La dune s'effrite au vent qui taraude
Le vivace espace où le ciel se tord ;
Nul soleil déjà hors du sel qui mord
Cette mer blafarde où l'orage rôde ; -
Il n'est de repos loin des calmes ports
Qui bercent du sort l'heure la plus chaude ; -
Et l'âme jamais ne rêve, en ces bords
D'un soir où le mal torturant maraude,
Que de vivre un jour au-delà des morts !
La grande mer, donneuse de frissons,
Se change verte en mauve avec le soir ;
Multitude de vie étrange avec des sons
De sombre voix qu'avive le vent noir. -
Sa gorge immense et qu'enfle un fol vouloir,
En l'âme insaisissable et pâle répercute,
Au-delà du déroulement de sa volute
Et du déferlement ultime de sa chute,
L'immobilité sourde et creuse où l'or vient choir !
La murmurante mer en moi répand son charme :
Verse à l'horizon pur le sel de quelque larme,
O Beauté qui m'absorbe en son désir vivant !

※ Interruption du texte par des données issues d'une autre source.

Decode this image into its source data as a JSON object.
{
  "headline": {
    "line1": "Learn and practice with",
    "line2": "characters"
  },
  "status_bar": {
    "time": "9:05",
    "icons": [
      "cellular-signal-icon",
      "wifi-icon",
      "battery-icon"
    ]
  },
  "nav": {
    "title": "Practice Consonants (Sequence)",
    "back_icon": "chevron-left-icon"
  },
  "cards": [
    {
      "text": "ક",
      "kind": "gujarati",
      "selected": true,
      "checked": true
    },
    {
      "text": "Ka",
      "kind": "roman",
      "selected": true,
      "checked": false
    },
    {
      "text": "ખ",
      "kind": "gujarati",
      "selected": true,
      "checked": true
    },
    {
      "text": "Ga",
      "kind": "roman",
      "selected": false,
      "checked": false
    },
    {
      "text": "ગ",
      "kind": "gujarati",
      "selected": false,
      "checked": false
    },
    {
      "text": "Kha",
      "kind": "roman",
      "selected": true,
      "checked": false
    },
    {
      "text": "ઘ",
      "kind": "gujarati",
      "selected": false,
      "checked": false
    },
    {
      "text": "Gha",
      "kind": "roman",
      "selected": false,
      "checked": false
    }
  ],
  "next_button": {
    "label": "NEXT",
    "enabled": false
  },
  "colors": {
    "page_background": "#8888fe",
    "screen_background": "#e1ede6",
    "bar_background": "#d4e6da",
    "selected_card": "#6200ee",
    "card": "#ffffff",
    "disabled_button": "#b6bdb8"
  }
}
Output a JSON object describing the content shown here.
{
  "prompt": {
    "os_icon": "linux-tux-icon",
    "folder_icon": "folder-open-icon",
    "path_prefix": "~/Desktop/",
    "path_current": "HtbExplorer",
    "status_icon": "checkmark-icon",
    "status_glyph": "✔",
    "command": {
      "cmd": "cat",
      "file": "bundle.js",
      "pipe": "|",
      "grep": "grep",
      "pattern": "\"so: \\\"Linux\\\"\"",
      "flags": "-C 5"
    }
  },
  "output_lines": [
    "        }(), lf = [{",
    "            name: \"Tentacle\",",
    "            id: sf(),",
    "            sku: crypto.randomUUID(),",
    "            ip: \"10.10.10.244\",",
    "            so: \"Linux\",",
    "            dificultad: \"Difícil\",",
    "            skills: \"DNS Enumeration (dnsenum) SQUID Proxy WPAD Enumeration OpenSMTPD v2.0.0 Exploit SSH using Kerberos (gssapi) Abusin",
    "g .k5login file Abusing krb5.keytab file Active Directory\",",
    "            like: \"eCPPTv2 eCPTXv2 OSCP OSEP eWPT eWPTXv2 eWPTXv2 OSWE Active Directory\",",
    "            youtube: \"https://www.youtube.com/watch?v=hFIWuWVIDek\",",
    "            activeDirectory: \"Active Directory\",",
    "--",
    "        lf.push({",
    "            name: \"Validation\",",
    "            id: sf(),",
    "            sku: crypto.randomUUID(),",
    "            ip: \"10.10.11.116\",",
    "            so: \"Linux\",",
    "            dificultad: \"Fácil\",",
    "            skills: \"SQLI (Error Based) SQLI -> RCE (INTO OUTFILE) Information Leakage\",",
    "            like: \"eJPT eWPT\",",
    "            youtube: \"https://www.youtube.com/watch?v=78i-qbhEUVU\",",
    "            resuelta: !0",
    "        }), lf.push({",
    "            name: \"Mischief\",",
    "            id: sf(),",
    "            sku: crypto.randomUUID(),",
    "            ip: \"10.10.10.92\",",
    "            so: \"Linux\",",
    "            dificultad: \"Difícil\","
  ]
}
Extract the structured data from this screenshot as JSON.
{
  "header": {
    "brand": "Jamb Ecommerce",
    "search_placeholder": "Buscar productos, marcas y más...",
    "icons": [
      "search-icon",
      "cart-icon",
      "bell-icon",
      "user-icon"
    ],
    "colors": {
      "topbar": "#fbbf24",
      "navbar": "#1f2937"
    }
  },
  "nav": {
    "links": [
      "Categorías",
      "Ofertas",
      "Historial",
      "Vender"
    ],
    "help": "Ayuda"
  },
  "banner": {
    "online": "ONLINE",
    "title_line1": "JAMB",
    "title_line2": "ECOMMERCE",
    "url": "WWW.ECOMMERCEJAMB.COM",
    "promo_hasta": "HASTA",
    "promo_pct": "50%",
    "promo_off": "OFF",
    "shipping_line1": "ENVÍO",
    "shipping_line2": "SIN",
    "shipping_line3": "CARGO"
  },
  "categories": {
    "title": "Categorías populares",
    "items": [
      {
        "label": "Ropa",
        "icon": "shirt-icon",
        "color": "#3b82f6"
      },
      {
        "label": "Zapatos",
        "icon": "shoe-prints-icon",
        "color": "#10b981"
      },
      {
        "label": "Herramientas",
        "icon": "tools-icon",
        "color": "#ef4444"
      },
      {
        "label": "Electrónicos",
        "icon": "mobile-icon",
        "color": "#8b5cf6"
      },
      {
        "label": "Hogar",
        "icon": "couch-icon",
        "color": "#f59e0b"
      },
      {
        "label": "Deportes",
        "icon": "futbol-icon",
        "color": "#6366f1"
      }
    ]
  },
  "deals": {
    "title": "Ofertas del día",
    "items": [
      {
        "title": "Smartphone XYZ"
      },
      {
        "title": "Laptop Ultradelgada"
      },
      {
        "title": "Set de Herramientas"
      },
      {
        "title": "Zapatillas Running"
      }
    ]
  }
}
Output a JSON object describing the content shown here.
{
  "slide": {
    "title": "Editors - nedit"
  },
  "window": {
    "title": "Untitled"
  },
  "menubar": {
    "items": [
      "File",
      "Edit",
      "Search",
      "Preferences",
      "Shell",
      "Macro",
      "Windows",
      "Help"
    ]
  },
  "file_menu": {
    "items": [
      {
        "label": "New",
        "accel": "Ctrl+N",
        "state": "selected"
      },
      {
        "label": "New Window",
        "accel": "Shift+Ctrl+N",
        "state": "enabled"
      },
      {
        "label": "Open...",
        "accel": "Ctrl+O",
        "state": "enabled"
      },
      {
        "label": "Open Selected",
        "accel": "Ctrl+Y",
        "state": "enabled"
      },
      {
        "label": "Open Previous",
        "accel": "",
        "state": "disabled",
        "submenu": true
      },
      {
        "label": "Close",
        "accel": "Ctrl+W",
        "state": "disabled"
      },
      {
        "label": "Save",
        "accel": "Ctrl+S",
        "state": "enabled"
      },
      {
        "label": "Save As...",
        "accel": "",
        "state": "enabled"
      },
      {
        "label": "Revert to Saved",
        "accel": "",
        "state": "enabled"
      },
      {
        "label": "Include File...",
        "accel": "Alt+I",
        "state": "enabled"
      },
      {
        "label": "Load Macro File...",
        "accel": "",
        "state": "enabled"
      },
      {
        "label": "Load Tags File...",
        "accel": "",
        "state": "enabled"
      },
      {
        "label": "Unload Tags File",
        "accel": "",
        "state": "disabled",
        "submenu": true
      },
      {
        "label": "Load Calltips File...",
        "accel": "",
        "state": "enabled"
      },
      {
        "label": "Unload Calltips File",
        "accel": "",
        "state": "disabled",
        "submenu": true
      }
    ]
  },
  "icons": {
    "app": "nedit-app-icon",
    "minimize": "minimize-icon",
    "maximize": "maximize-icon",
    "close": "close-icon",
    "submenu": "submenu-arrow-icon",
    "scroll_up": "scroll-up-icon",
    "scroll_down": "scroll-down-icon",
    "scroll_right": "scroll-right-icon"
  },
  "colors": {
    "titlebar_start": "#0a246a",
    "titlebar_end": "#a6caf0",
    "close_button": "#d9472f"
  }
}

L'ombre flotte alentour des algues et le vent
Souffle sur mon visage un peu de ses alarmes,
Quand l'orage, à travers les songes dérivant,
Plonge en mon coeur l'éclair de ses tragiques armes -
Et qui vont, de mon rêve d'astre, me privant !
Le soir sera, ce soir, incroyablement beau :
La plage s'alanguit au bord de l'onde vague ;
La lueur du soleil s'éteint comme un flambeau ;
Et le ciel, que le vent de tout nuage élague,
Tremble si longuement dans le miroir de l'eau
Que ton être, enivré par le flot pur, divague
Et rêve de mêler son âme avec la vague
Qui, tel que dans un drame antique sans défaut,
Se referme sur elle alors, - comme un flambeau !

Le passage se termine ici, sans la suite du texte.